Однажды — мне было лет пять — я прибежал домой в слезах. Я прибежал жаловаться маме. “Витька, — сказал я, рыдая, — обозвал меня на букву «е»”. Мама насторожилась. “А как именно?” — спросила она. Она, впрочем, уже, судя по всему, знала ответ. “Не могу сказать. Ужасно неприлично”. — “Ну ничего, скажи, не бойся”. — “Он. Сказал. Что я. Еврей”. Мама почему-то ничего не ответила, а только вздохнула и переглянулась с бабушкой. Бабушка сказала что-то на языке, которого я не понимал. Меня не очень смущало, что я не понимаю бабушкиного языка: я твердо знал тогда, что существует специальный язык, свойственный именно старым людям.

Вскоре я узнал, что я нерусский. Но этого мало. Я узнал, что я как раз тот самый еврей и есть. Это меня потрясло и, надо признаться, потрясает до сих пор. Все мое детство прошло в беспрерывных драках по “национальному вопросу”, и до сих пор мои глаза застит непонятно что, когда я услышу где-нибудь что-нибудь такое, из детства. Тогда я готов на самые дикие поступки.

Про кино

Было и кино. Но кино не свидетельствовало. Это было “искусство”, жившее по своим законам. Там улыбчивые парни вели трактора в светлое будущее, а смешливые, с черно-белым румянцем во всю щеку дивчины слаженно пели “Ой, цветет калина”, трясясь на колхозном грузовике. Там воевали, созидали и сыпали крылатыми фразами великие полководцы и прочие деятели науки и искусства. От кино никто и не требовал жизнеподобия, поэтому обвинять его в неправде было бы кощунственным нарушением общественного договора. Кино показывало другую жизнь, ту, которой нет и быть не может. Именно поэтому кино было столь прекрасным и столь желанным.

Про пользу искусства

Начавшись еще в ХIХ веке, споры о пользе или бесполезности искусства не утихают и по сей день. Время от времени священной жертвы поэта требует не только один Аполлон, но и общество в целом. Поэт отмахивается и огрызается — молчи, мол, бессмысленный народ. Время от времени поэт вдруг осознает себя учителем и творцом истории. В этой роли он, как и положено артистической натуре, склонен перегибать палку. А поскольку его убежденность в своем праве на проповедь разделяют не все, характер его начинает портиться, а голос — давать петуха. Тогда уже отмахивается от него “бессмысленный народ”: “Не грузи. Без тебя разберемся”.

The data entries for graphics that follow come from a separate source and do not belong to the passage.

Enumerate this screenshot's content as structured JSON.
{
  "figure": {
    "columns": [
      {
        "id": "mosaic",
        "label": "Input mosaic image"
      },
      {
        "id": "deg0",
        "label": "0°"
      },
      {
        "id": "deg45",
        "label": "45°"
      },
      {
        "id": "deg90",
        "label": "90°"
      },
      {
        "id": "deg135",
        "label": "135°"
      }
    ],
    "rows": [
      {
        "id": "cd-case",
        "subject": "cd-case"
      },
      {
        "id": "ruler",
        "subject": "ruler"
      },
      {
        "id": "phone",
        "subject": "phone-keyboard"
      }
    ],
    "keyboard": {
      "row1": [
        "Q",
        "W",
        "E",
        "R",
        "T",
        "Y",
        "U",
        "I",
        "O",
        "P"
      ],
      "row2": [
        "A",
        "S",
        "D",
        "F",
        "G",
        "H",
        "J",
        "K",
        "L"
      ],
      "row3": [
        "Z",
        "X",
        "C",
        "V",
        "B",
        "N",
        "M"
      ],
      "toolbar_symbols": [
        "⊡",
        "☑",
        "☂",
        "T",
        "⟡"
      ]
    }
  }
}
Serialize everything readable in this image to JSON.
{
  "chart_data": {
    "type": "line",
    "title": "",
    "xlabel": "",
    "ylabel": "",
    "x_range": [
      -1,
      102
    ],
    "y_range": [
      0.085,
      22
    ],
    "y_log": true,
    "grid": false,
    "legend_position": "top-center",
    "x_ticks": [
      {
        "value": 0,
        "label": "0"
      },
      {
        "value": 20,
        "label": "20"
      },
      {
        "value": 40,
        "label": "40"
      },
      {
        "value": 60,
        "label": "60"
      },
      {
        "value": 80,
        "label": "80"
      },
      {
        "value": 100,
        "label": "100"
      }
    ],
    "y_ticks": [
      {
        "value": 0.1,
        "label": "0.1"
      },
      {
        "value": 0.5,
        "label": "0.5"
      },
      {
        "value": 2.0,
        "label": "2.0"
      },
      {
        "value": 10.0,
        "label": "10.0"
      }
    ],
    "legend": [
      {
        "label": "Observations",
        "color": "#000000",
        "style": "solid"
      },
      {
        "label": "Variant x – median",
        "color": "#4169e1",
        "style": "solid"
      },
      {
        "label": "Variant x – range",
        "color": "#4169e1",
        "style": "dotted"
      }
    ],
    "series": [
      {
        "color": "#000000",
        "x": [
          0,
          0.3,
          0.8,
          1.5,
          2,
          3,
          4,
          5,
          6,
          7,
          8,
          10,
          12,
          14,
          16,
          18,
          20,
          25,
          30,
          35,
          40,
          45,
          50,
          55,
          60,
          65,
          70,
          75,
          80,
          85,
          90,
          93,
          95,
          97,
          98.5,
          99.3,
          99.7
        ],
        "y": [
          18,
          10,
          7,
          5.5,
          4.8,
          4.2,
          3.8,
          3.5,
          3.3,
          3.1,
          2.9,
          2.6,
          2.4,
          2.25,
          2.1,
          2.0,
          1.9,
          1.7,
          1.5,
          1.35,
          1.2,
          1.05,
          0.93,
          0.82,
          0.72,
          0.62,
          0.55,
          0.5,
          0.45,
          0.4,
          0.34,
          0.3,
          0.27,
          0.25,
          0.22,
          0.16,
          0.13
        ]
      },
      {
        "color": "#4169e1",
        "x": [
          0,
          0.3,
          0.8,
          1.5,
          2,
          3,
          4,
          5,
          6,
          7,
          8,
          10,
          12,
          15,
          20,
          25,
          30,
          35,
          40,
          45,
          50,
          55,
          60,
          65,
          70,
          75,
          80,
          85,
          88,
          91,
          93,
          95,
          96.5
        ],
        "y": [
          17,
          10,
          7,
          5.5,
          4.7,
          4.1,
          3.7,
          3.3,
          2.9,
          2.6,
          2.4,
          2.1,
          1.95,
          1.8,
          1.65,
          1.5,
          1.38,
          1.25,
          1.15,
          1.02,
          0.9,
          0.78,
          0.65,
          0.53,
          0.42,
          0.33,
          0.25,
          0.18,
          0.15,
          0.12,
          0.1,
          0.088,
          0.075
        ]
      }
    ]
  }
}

Но это все о так называемой общественной пользе искусства, о его хотя бы потенциальной способности послужить делу исправления нравов и обо всем том, о чем уже говорено-переговорено, и нами в том числе. А бывает ведь еще и польза конкретная, практическая, непосредственная. Ведь сообщают же нам время от времени о каких-то захватывающих научных открытиях вроде того, что музыка Гайдна регулирует кровяное давление, а картины Веласкеса — лучшее средство от изжоги.

Про внутренний мир

Вот мы и возвращаемся всю жизнь к тому, к чему мировая словесность, что бы она ни мнила о себе, сводима без остатка. Вот он, наш внутренний мир, такой компактный и такой универсальный: агушеньки-агу, не ложися на бочок, сорока-ворона кашку варила, деток кормила, этому дала, колобок, колобок, я тебя съем, не плачь, дед, не плачь, баба, мы в саду поймали вора, если б я была царица, вместо шляпы на ходу, ах ты, гадкий, ах ты, грязный, а вы знаете, что у… — далее везде.